With four days to go, Comcept’s second Kickstarter didn’t look promising. The Red Ash campaign has only raised $489,000 of the $800,000 stretch goal, but that doesn’t matter anymore.

Chinese publisher Fuze has decided to pick up the game and fund its development. What this means for the Kickstarter and its backers isn’t clear, though.
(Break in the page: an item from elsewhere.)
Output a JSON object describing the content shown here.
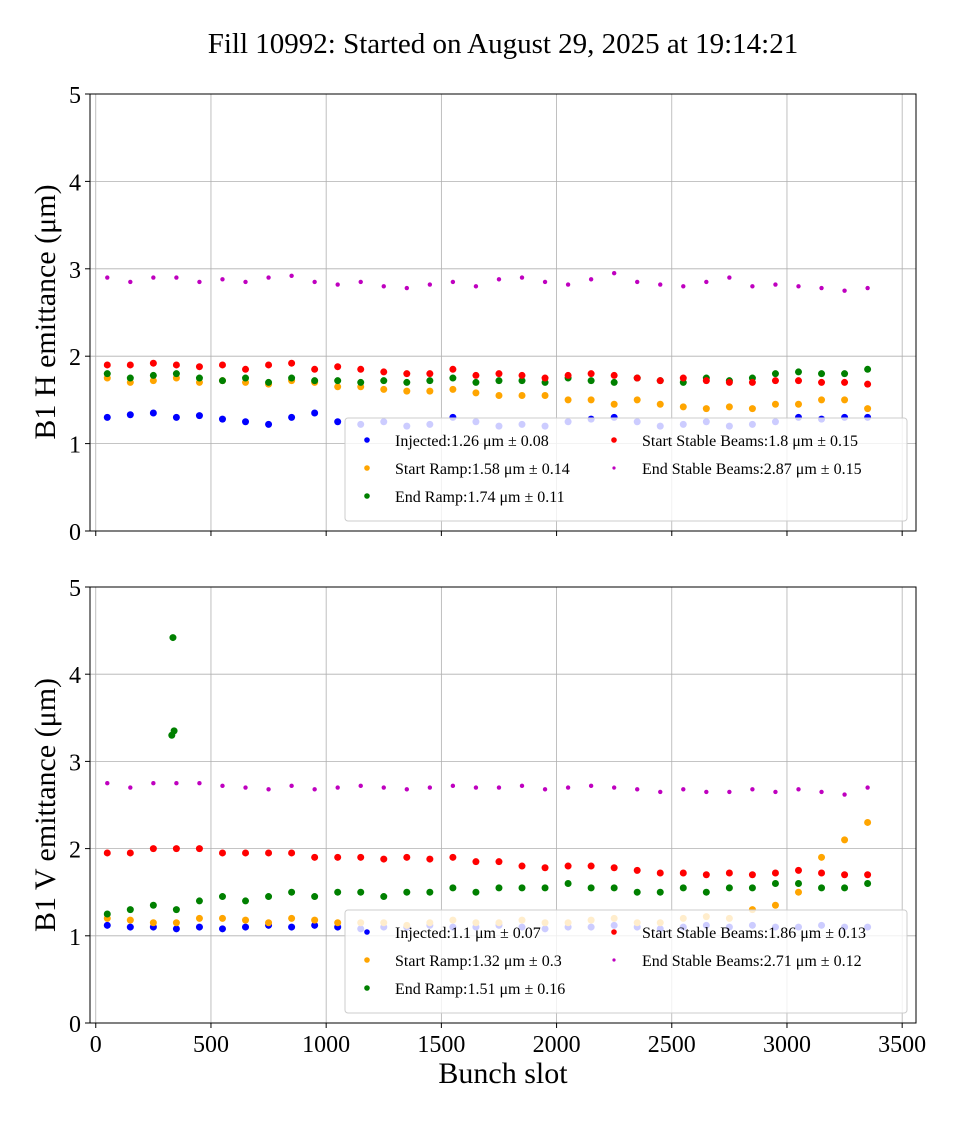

Comcept says that funds will now support stretch goals, but hasn’t named what those are. “Exactly what are those stretch goals? We're sorry to say that will have to wait a little while longer!” Comcept writes on the Kickstarter page. “Like we said, we're very busy with many behind-the-scenes things over here, and we apologize if you feel left in the dark. As you can see, the things we have brewing that are keeping us occupied are BIG, and all for the purpose of getting you RED ASH in its biggest, bestest form. That's the reason we're less communicative than we'd like to be!”

Prior to this announcement, only one stretch goal had been announced: a PlayStation 4 port at $1 million raised. With Fuze funding PC, PlayStation 4, and Xbox One versions, that goal has been taken care of.

Given that the campaign was intended to fund the first three chapters only, it’s possible that the funds already raised will go toward releasing a complete game. Until Comcept reveals what it’s planning and lets its backers in on the secret, we won’t know for sure.

This news comes after retailers have signaled a delay for Might No. 9. The game was announced with a September 15 release date, but Amazon, GameStop (Disclosure: GameStop is Game Informer’s parent company), and Best Buy have pulled back on that. The first two indicated a placeholder release of December 31, 2016, with Best Buy saying the release date has not been announced.

Comcept hasn’t commented on the matter, and publisher Deep Silver declined to provide a statement on the situation when reached. We’ll update should that change.

[Source: Kickstarter]

 

Our Take
The terms of the Kickstarter have changed, and Comcept isn’t telling backers what their funds will actually support. It’s time to pull the plug on the Kickstarter, cancel pledges, and just make the game using a traditional model. 

Backers should start requesting answers, especially as Comcept isn’t commenting yet on reported Mighty No. 9 delays. If the company continues with the Kickstarter and it comes out later that its first project is missing its release date (just six weeks away) it will obliterate consumer trust.